The negotiation follows rules: singleton: true ensures only one version of a library runs (critical for React, which breaks with multiple instances). requiredVersion specifies the semver range the consuming app needs. strictVersion: true throws an error if versions are incompatible rather than silently using a mismatched version. eager: true includes the shared module in the initial bundle rather than loading it asynchronously.
When the host loads first, it registers its version of shared dependencies. When a remote loads, it checks the shared scope. If a compatible version already exists, it uses it. If not, it loads its own copy. This deduplication happens entirely at runtime without any coordination between build pipelines.
Container Interface
Under the hood, each federated application exposes a container — an object with init() and get() methods. init() receives the shared scope (the registry of shared modules) and initializes the remote. get() returns a factory function for a specific exposed module. The host orchestrates this by calling init() on each remote with the current shared scope, then calling get() to retrieve specific modules.
This container interface is what makes Module Federation framework-agnostic. The exposed module could be a React component, a Vue composable, a plain utility function, or a web component. The container does not care about what it contains — it is purely a module loading and sharing protocol.
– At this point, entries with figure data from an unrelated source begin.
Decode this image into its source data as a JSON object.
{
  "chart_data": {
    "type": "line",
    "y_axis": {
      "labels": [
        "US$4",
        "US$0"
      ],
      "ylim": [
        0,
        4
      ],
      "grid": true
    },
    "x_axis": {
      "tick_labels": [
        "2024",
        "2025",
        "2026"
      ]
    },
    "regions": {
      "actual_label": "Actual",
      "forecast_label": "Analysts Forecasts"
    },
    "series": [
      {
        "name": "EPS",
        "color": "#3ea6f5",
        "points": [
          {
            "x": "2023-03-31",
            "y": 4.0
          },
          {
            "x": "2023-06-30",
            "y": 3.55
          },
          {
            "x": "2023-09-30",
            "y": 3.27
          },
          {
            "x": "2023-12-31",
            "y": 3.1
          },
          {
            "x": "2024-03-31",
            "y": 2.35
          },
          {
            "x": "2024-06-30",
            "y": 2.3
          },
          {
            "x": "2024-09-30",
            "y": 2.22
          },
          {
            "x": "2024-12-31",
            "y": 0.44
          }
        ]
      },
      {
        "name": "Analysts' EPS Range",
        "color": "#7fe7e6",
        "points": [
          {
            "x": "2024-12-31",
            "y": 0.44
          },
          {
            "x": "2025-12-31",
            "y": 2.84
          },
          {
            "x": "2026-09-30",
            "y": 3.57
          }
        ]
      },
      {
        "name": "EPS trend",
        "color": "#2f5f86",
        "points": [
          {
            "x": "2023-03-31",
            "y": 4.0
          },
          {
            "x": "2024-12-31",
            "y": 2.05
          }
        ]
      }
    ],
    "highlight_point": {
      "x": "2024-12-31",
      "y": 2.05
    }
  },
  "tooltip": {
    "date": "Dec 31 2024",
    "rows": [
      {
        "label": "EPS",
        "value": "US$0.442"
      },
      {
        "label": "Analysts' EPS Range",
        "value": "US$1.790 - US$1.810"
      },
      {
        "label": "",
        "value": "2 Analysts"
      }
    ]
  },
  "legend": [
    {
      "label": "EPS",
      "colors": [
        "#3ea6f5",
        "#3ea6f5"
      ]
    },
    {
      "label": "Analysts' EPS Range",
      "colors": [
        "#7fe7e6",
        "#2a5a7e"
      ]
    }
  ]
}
Version Negotiation Edge Cases
Version management is where Module Federation becomes complex in production. If the host ships React 18.2 and a remote ships React 18.3, the singleton constraint forces one version to win. With strictVersion, the app throws. Without it, the older version typically loads first and the remote silently uses it, which could cause subtle bugs if the remote depends on newer features.
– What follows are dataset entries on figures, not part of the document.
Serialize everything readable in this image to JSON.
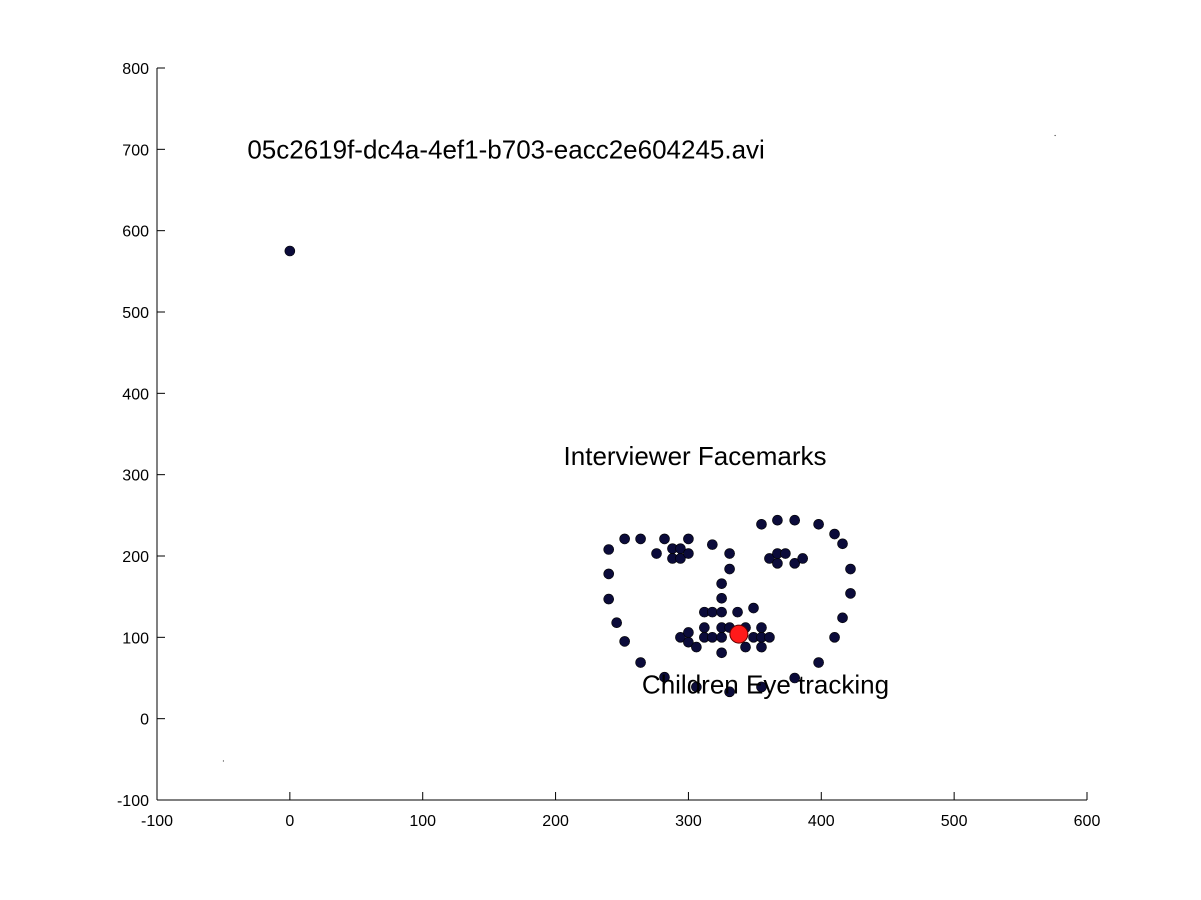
{
  "chart_data": {
    "type": "scatter",
    "title": "",
    "xlabel": "",
    "ylabel": "",
    "xlim": [
      -100,
      600
    ],
    "ylim": [
      -100,
      800
    ],
    "xticks": [
      -100,
      0,
      100,
      200,
      300,
      400,
      500,
      600
    ],
    "yticks": [
      -100,
      0,
      100,
      200,
      300,
      400,
      500,
      600,
      700,
      800
    ],
    "xtick_labels": [
      "-100",
      "0",
      "100",
      "200",
      "300",
      "400",
      "500",
      "600"
    ],
    "ytick_labels": [
      "-100",
      "0",
      "100",
      "200",
      "300",
      "400",
      "500",
      "600",
      "700",
      "800"
    ],
    "grid": false,
    "box": "left-bottom",
    "annotations": {
      "video": {
        "text": "05c2619f-dc4a-4ef1-b703-eacc2e604245.avi",
        "x": -32,
        "y": 700
      },
      "facemarks": {
        "text": "Interviewer Facemarks",
        "x": 206,
        "y": 323
      },
      "eyetracking": {
        "text": "Children Eye tracking",
        "x": 265,
        "y": 42
      }
    },
    "series": [
      {
        "color": "#0b0b3a",
        "points": [
          [
            0,
            575
          ],
          [
            240,
            208
          ],
          [
            240,
            178
          ],
          [
            240,
            147
          ],
          [
            246,
            118
          ],
          [
            252,
            95
          ],
          [
            264,
            69
          ],
          [
            282,
            51
          ],
          [
            306,
            39
          ],
          [
            331,
            33
          ],
          [
            355,
            39
          ],
          [
            380,
            50
          ],
          [
            398,
            69
          ],
          [
            410,
            100
          ],
          [
            416,
            124
          ],
          [
            422,
            154
          ],
          [
            422,
            184
          ],
          [
            416,
            215
          ],
          [
            410,
            227
          ],
          [
            398,
            239
          ],
          [
            380,
            244
          ],
          [
            367,
            244
          ],
          [
            355,
            239
          ],
          [
            252,
            221
          ],
          [
            264,
            221
          ],
          [
            276,
            203
          ],
          [
            282,
            221
          ],
          [
            288,
            209
          ],
          [
            288,
            197
          ],
          [
            294,
            197
          ],
          [
            294,
            209
          ],
          [
            300,
            221
          ],
          [
            300,
            203
          ],
          [
            318,
            214
          ],
          [
            331,
            203
          ],
          [
            331,
            184
          ],
          [
            325,
            166
          ],
          [
            325,
            148
          ],
          [
            337,
            131
          ],
          [
            349,
            136
          ],
          [
            361,
            197
          ],
          [
            367,
            203
          ],
          [
            367,
            191
          ],
          [
            373,
            203
          ],
          [
            380,
            191
          ],
          [
            386,
            197
          ],
          [
            312,
            131
          ],
          [
            312,
            112
          ],
          [
            318,
            131
          ],
          [
            325,
            131
          ],
          [
            325,
            112
          ],
          [
            312,
            100
          ],
          [
            318,
            100
          ],
          [
            325,
            100
          ],
          [
            331,
            112
          ],
          [
            294,
            100
          ],
          [
            300,
            106
          ],
          [
            300,
            94
          ],
          [
            306,
            88
          ],
          [
            325,
            81
          ],
          [
            343,
            88
          ],
          [
            349,
            100
          ],
          [
            343,
            112
          ],
          [
            355,
            112
          ],
          [
            355,
            100
          ],
          [
            355,
            88
          ],
          [
            361,
            100
          ]
        ]
      }
    ],
    "gaze": {
      "color": "#ff1a1a",
      "x": 338,
      "y": 104
    },
    "stray_points": [
      [
        -50,
        -52
      ],
      [
        576,
        717
      ]
    ]
  }
}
The requiredVersion field should always reflect the actual semver range from each application's package.json. Tooling like @module-federation/enhanced can extract these ranges at build time automatically.
Deployment Architecture
Module Federation shines in micro-frontend architectures where different teams own different features. Team A deploys their dashboard remote independently. Team B deploys their settings remote. The shell app never needs to rebuild when a remote changes — it fetches the latest remoteEntry.js on each page load (or based on cache headers). This decouples deployment cycles entirely, which is the primary organizational benefit.
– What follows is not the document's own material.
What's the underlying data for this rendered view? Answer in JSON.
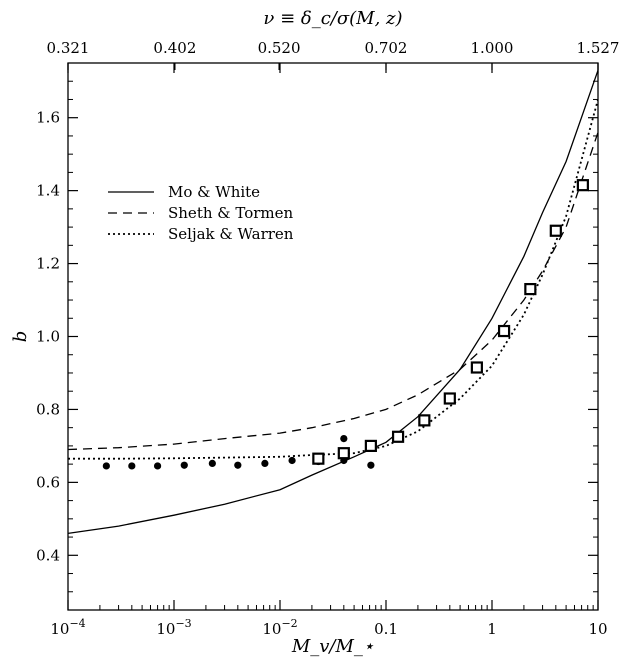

The cost is operational complexity. You need reliable CDN hosting for remote entries, versioning strategies to handle rollbacks, and monitoring to detect when a remote fails to load. The promise new Promise() pattern in webpack config can be used for dynamic remote resolution — fetching remote entry URLs from a service discovery API rather than hardcoding them.
Gotchas
- Shared singleton violations — running two copies of React on the same page causes hooks to break, context to fail, and event handling to malfunction. Always set
singleton: truefor framework dependencies. - Async bootstrap required — the host application must bootstrap asynchronously (typically via a dynamic
import('./bootstrap')) to allow shared module negotiation to complete before any code executes. Forgetting this causes "Shared module is not available for eager consumption" errors. - Version drift in production — if remote A is deployed with React 18.2 and remote B with React 18.3, the first to load wins. This can cause hard-to-reproduce bugs that only appear with specific loading orders.
- No type safety across boundaries — TypeScript types are not shared at runtime. Changes to a remote's exposed API can silently break the host. Use contract testing or shared type packages to mitigate.
- Remote entry caching — aggressive HTTP caching on
remoteEntry.jsprevents users from getting updates. Use cache-busting strategies (hashed filenames or short TTLs) for remote entries while keeping chunk files cached long-term.